After nearly two years of living less than 10 minutes from Mohican State Park, the desire to wander won. Despite making so many amazing memories on our homestead, raising amazing animals and building friendships we will never forget, the memories we made on the road won out.
We sold our homestead last week and immediately began to make preparations to head east before winter weather could catch us. Before we could go we had to make sure our vehicles were all ready for thousands of miles on the road. My truck got new tires a few months ago, but some kind of spring thingys in the front needed replaced, Jarod’s truck needed new tires and we got that done two weeks ago. The camper also needed new tires, as they had last been replaced in 2018 and had somewhere in the 20-30k mile range on them. My truck and the camper tires were scheduled to be done the Monday after we sold our home. That meant we had to stay local and the only campground we could find was Mohican State Park. We hiked nearly 700 miles in Mohican in 2022, so spending our last few nights in Ohio in the campground there felt like a long goodbye to a friend.
Anyway, way off topic here.
The campground was sleeping. The leaves had all fallen. For the three nights we were there, we had few neighbors. The sky and the river looked cold. The ground was covered with frost every morning and the grass crunched as we walked on it.


The nature center cabin in the early morning had welcoming lights, but no one was home.

About 5am on the third night of our stay, I woke up to the weirdest smell. It first registered as fire and I jumped out of bed (and almost hurt myself) to run to see if the camper was on fire. It was then that I realized that the camper wasn’t on fire, but the dogs were gone. The door was slightly open and the stench in the air wasn’t fireā¦. it was skunk.
At 5:30am we were trying to figure out how to deal with skunk covered dogs, on the day we were suppose to head east for a 400 mile day. Needless to say, my Yukon now smells, our camper smells. Everything smells. We managed to find some skunk wash for dogs and it seems to be working, but we have to keep washing the dogs over and over. It’s like it works its way back up or something.
It was horrible.
Thankfully we were the only people there and the smell of skunk wasn’t going to ruin anyone else’s camping trip.


The play set at Mohican State Park was unique in that it had a mini zip line. Eliana spent most of her time at the playset going back and forth on it. Again, no one else was there, so she had it all to herself.

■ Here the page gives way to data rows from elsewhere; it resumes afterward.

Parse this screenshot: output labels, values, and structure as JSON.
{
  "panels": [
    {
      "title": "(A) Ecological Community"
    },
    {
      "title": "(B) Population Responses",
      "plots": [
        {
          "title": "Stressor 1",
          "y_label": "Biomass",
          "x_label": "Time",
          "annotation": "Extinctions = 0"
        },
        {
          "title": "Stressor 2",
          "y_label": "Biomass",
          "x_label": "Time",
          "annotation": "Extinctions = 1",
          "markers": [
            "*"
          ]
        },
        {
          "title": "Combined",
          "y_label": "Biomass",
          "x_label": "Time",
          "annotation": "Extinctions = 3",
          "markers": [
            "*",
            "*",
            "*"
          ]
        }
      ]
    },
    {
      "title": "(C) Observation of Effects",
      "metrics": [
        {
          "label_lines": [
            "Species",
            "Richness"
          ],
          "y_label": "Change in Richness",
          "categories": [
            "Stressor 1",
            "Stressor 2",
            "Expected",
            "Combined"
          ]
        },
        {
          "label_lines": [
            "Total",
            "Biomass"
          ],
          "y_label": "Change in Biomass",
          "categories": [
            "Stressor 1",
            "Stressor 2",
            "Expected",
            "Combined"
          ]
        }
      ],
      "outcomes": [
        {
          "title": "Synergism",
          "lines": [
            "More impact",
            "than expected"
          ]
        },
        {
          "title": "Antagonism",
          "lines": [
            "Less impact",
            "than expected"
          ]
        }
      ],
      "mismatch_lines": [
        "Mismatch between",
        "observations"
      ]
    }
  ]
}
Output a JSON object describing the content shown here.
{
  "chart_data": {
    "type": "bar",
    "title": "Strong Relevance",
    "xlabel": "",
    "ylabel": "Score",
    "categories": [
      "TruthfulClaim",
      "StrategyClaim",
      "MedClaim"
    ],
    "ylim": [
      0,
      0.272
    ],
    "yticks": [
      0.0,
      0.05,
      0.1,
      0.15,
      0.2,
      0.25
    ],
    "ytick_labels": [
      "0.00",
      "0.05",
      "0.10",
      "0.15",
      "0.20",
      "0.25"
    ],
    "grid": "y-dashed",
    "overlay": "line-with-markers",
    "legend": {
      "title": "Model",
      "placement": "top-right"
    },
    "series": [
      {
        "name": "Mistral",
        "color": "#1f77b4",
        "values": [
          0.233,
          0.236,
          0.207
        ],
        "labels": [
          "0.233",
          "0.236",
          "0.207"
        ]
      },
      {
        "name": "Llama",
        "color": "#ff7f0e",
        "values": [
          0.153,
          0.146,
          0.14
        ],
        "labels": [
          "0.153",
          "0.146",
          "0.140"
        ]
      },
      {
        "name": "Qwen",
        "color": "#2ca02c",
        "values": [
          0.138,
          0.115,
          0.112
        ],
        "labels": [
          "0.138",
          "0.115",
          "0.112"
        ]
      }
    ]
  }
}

It was cold and Eliana’s dog Cookie was over her adventures to the play set. Shortly after this photo was taken, we bought her a little coat – at the same store where we bought the skunk shampoo.

If you haven’t had a chance to go to events at the Mohican State Park, you should. Kyle, the naturalist at the park, works hard to put on amazing events, crafts, learning events and more. If you have a chance to attend the owl prowl at Mohican, we 1000% recommend it.